Bremsstrahlung and Gamma Ray Lines in 3 Scenarios of Dark Matter Annihilation

TL;DR

This paper compares gamma ray spectral signatures from three dark matter annihilation scenarios, highlighting their differences and providing new calculations for scalar DM annihilation into two gamma rays, aiding indirect detection efforts.

Contribution

It introduces a new calculation for scalar dark matter annihilation into two gamma rays and compares spectral signatures across three dark matter models.

Findings

Distinct gamma ray spectral signatures for each scenario.

Scalar DM annihilation into two gammas has a unique amplitude calculation.
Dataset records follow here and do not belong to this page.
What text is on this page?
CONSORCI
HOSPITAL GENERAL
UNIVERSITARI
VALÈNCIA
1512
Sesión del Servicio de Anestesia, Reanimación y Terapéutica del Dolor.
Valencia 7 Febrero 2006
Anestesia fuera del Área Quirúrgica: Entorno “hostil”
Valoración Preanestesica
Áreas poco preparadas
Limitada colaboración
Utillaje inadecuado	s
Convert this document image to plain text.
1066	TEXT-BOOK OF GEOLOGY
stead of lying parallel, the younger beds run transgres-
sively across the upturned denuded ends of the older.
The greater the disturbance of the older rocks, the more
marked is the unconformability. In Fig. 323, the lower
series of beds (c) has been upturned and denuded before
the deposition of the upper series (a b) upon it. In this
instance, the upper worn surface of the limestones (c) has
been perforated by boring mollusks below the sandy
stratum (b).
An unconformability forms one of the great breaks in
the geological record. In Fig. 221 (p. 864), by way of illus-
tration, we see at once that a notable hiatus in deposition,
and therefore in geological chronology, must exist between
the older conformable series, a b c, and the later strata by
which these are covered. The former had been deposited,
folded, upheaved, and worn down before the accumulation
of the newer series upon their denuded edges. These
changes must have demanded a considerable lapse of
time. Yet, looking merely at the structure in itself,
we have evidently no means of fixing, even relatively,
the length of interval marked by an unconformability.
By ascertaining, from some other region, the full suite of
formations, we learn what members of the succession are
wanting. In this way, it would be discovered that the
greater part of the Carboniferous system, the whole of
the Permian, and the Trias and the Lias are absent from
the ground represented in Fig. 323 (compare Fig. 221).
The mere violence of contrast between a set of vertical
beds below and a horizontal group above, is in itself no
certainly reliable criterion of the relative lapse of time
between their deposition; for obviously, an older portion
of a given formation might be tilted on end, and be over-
Phenomenological differences help distinguish dark matter models.

Abstract

Gamma ray spectral features are of interest for indirect searches of dark matter (DM). Following Barger et al, we consider 3 simple scenarios of DM that annihilates into Standard Model (SM) fermion pairs. Scenario 1 is a Majorana DM candidate coupled to a charged scalar, scenario 2 is a Majorana DM coupled to a charged gauge boson and scenario 3 is a real scalar DM coupled a charged vector-like fermion. As shown by Barger et al, these 3 scenarios share precisely the same internal Bremsstrahlung spectral signature into gamma rays. Their phenomenology is however distinct. In particular for annihilation into light SM fermions, in the chiral limit, the 2-body annihilation cross section is p-wave suppressed for the Majorana candidates while it is d-wave suppressed for the real scalar. In the present work we study the annihilation into 2 gammas, showing that these three scenarios have distinct, and so potentially distinguishable, spectral signatures into gamma rays. In the case of the real scalar candidate we provide a new calculation of the amplitude for annihilation into 2 gammas.